For All Our Sins – T.M.E. Walsh I’m on chapter nineteen of this train-wreck, almost one third through… and I just had to shelve it at this point.

I don’t know if the author intended this story to be ‘Young Adult’ fiction, but based on the childness of the main characters, and other dysfunctional relations within this police office, I just can not take it anymore.

This snippet below, an exchange between the team lead Detective Chief Inspector (DCI) Claire Winters and her subordinate Detective Sargent (DS) Michael Diego is a typical one for these two… its petty, vindictive, antagonistic, its like watching spoiled children… we are introduced to these characters in this state, and it isn’t getting any better. There appears to be no adult in this police station. Detective Inspector (DI) David Matthew outwardly gloats over having a current case reassigned from DS Diego like a child being given another child’s toy.

I’m one third into this soap opera and I feel I’ve given it a fair shot. It opens with a young woman killing a priest with her switchblade and that opening chapter closes out with a line of such promise “The dead cannot cry out for justice. It is a duty of the living to so so for them.” And I thought the chapter well done. But then… we meet DCI Claire Winters smack in the middle of some ‘mysterious’ undefined sub-plot and being called into work because of the homicide. Then we meet more of the cast and the characters come onstage antagonistic and unnaturally confrontational right from the start.

Then we get to interviewing a person of interest, and following up on their dysfunctional family life with runaway daughter and ‘mysterious’ foster children… there is the questioning of the daughter, and then thrown into this mix is an aside… a chapter with an inmate escaping from a local asylum for the criminally insane… and since that scene has none of the main characters in it… it stands as a well written chapter, much like the promising first chapter, but right after that, its back to the juvenile detectives.

So, being that there is so little time and so many more reading options, I’ve shelved this book in favor of starting the third DCI Erika Foster novel…
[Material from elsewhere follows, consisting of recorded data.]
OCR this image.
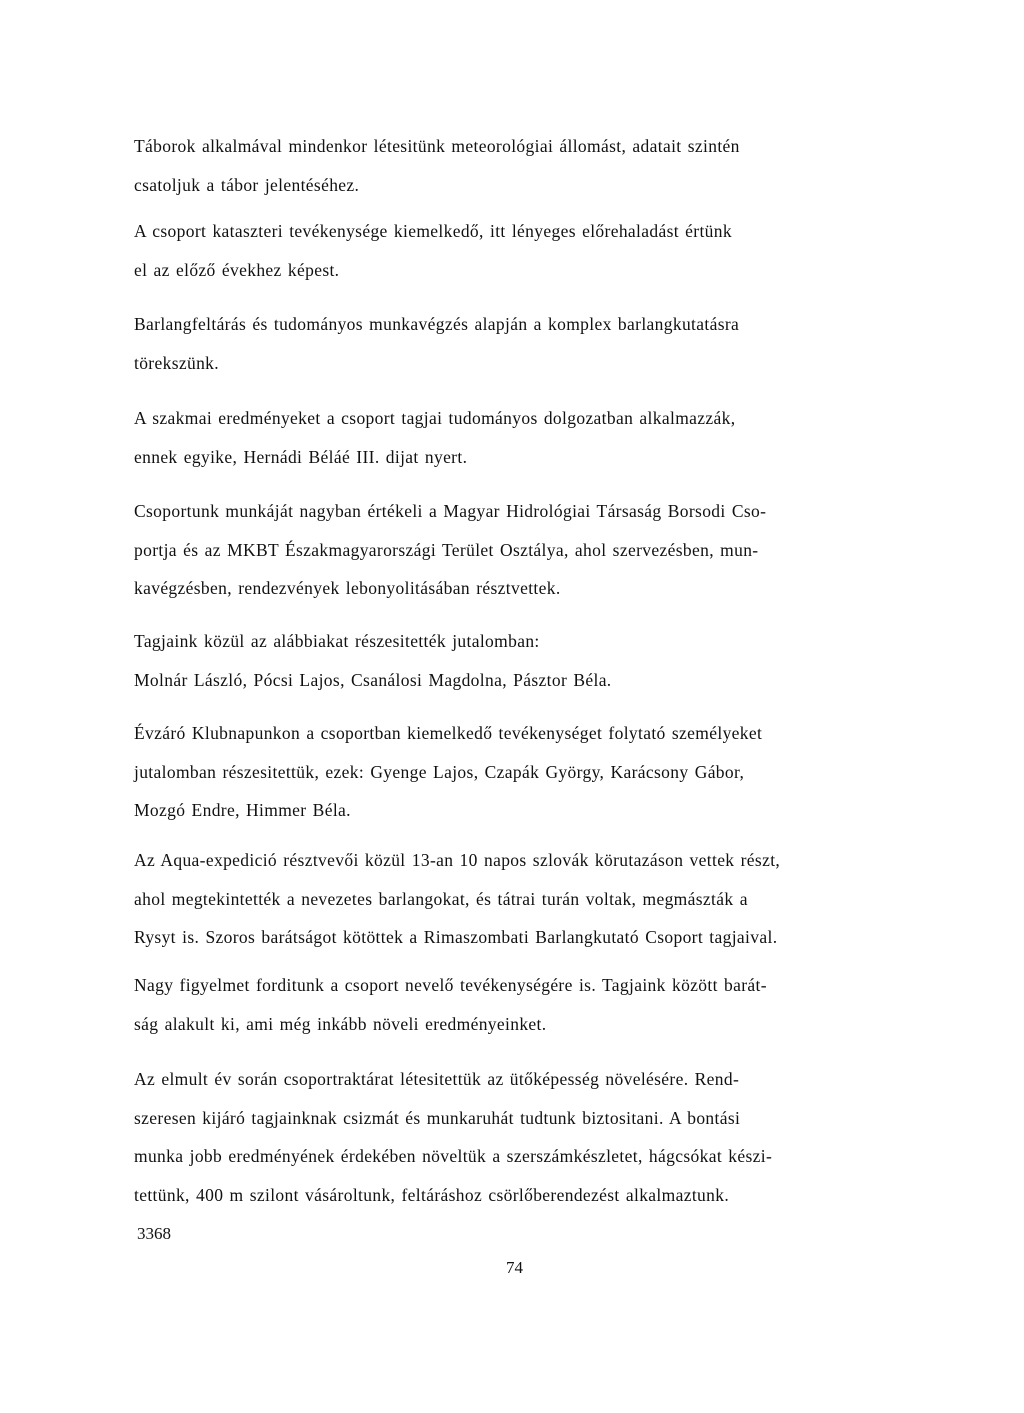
Táborok alkalmával mindenkor létesitünk meteorológiai állomást, adatait szintén
csatoljuk a tábor jelentéséhez.

A csoport kataszteri tevékenysége kiemelkedő, itt lényeges előrehaladást értünk
el az előző évekhez képest.

Barlangfeltárás és tudományos munkavégzés alapján a komplex barlangkutatásra
törekszünk.

A szakmai eredményeket a csoport tagjai tudományos dolgozatban alkalmazzák,
ennek egyike, Hernádi Béláé III. dijat nyert.

Csoportunk munkáját nagyban értékeli a Magyar Hidrológiai Társaság Borsodi Cso-
portja és az MKBT Északmagyarországi Terület Osztálya, ahol szervezésben, mun-
kavégzésben, rendezvények lebonyolitásában résztvettek.

Tagjaink közül az alábbiakat részesitették jutalomban:
Molnár László, Pócsi Lajos, Csanálosi Magdolna, Pásztor Béla.

Évzáró Klubnapunkon a csoportban kiemelkedő tevékenységet folytató személyeket
jutalomban részesitettük, ezek: Gyenge Lajos, Czapák György, Karácsony Gábor,
Mozgó Endre, Himmer Béla.

Az Aqua-expedició résztvevői közül 13-an 10 napos szlovák körutazáson vettek részt,
ahol megtekintették a nevezetes barlangokat, és tátrai turán voltak, megmászták a
Rysyt is. Szoros barátságot kötöttek a Rimaszombati Barlangkutató Csoport tagjaival.

Nagy figyelmet forditunk a csoport nevelő tevékenységére is. Tagjaink között barát-
ság alakult ki, ami még inkább növeli eredményeinket.

Az elmult év során csoportraktárat létesitettük az ütőképesség növelésére. Rend-
szeresen kijáró tagjainknak csizmát és munkaruhát tudtunk biztositani. A bontási
munka jobb eredményének érdekében növeltük a szerszámkészletet, hágcsókat készi-
tettünk, 400 m szilont vásároltunk, feltáráshoz csörlőberendezést alkalmaztunk.

3368

74
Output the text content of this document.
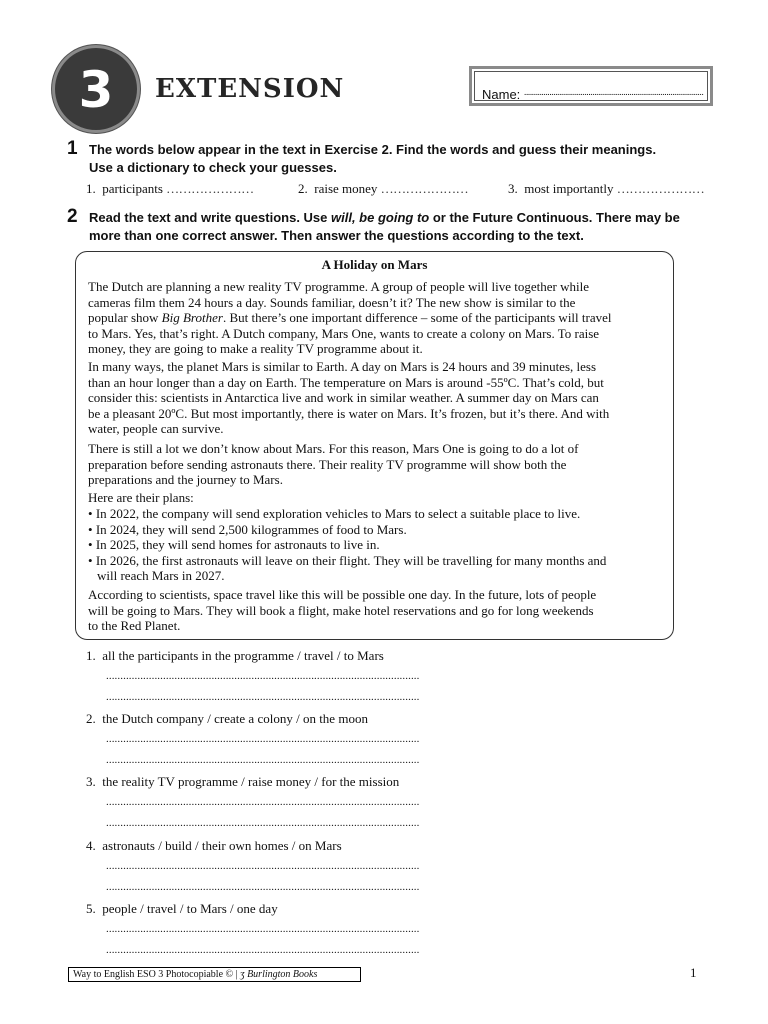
3	EXTENSION	Name: ............................................................................................
1 The words below appear in the text in Exercise 2. Find the words and guess their meanings.
Use a dictionary to check your guesses.
1. participants …………………	2. raise money …………………	3. most importantly …………………
2 Read the text and write questions. Use will, be going to or the Future Continuous. There may be
more than one correct answer. Then answer the questions according to the text.
A Holiday on Mars
The Dutch are planning a new reality TV programme. A group of people will live together while
cameras film them 24 hours a day. Sounds familiar, doesn’t it? The new show is similar to the
popular show Big Brother. But there’s one important difference – some of the participants will travel
to Mars. Yes, that’s right. A Dutch company, Mars One, wants to create a colony on Mars. To raise
money, they are going to make a reality TV programme about it.
In many ways, the planet Mars is similar to Earth. A day on Mars is 24 hours and 39 minutes, less
than an hour longer than a day on Earth. The temperature on Mars is around -55ºC. That’s cold, but
consider this: scientists in Antarctica live and work in similar weather. A summer day on Mars can
be a pleasant 20ºC. But most importantly, there is water on Mars. It’s frozen, but it’s there. And with
water, people can survive.
There is still a lot we don’t know about Mars. For this reason, Mars One is going to do a lot of
preparation before sending astronauts there. Their reality TV programme will show both the
preparations and the journey to Mars.
Here are their plans:
• In 2022, the company will send exploration vehicles to Mars to select a suitable place to live.
• In 2024, they will send 2,500 kilogrammes of food to Mars.
• In 2025, they will send homes for astronauts to live in.
• In 2026, the first astronauts will leave on their flight. They will be travelling for many months and
will reach Mars in 2027.
According to scientists, space travel like this will be possible one day. In the future, lots of people
will be going to Mars. They will book a flight, make hotel reservations and go for long weekends
to the Red Planet.
1. all the participants in the programme / travel / to Mars
..............................................................................................................
..............................................................................................................
2. the Dutch company / create a colony / on the moon
..............................................................................................................
..............................................................................................................
3. the reality TV programme / raise money / for the mission
..............................................................................................................
..............................................................................................................
4. astronauts / build / their own homes / on Mars
..............................................................................................................
..............................................................................................................
5. people / travel / to Mars / one day
..............................................................................................................
..............................................................................................................
Way to English ESO 3 Photocopiable © | ʒ Burlington Books	1
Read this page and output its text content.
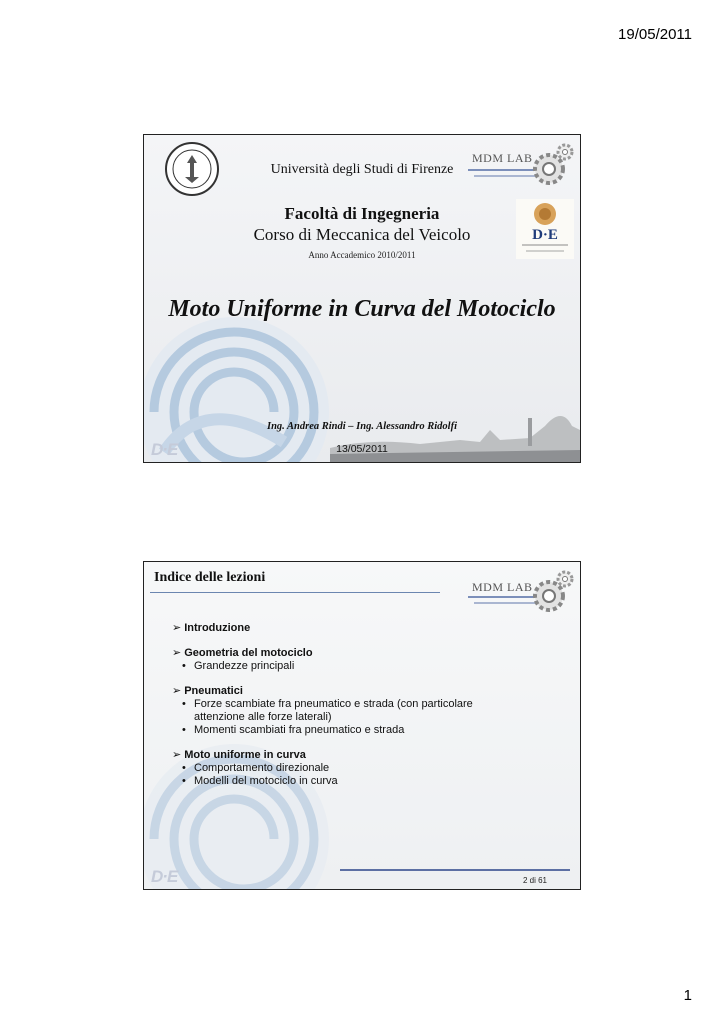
19/05/2011
Università degli Studi di Firenze
MDM LAB
Facoltà di Ingegneria
Corso di Meccanica del Veicolo
Anno Accademico 2010/2011
D·E
Moto Uniforme in Curva del Motociclo
Ing. Andrea Rindi – Ing. Alessandro Ridolfi
13/05/2011
D·E
Indice delle lezioni
MDM LAB

➢ Introduzione

➢ Geometria del motociclo

• Grandezze principali

➢ Pneumatici

• Forze scambiate fra pneumatico e strada (con particolare attenzione alle forze laterali)

• Momenti scambiati fra pneumatico e strada

➢ Moto uniforme in curva

• Comportamento direzionale

• Modelli del motociclo in curva

2 di 61
D·E
1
She called Michael to her office.

She stared at him as he sat in front of her desk, his hair messy and his face unshaven. He had dark circles under his normally clear eyes and his shirt didn’t look like it’d seen an iron in a long time.

‘Nice weekend?’ she asked. ‘Or should I say, eventful?’ She eyed him up and down. He shot her a sleepy look but ignored her question. ‘Judging by the look of you shirt, I’d say eventful.’

He stared down at his notepad, vacant expression on his face. Claire grew annoyed.

Leaning forward she clicked her fingers in front of his face. ‘Are you even fit to be in work, Diego? I’ve called a team briefing in twenty minutes and you’re looking fucked.’

‘Sorry,’ he managed. ‘I guess I overdid it.’

She stared hard at him and felt the slight twinge of jealousy.

She remembered that look of his. It hadn’t been that long ago that she’d been on the receiving end of his wild nights out. It was obvious to her that this weekend he’d been showing someone else a good time, and she hated the thought of it.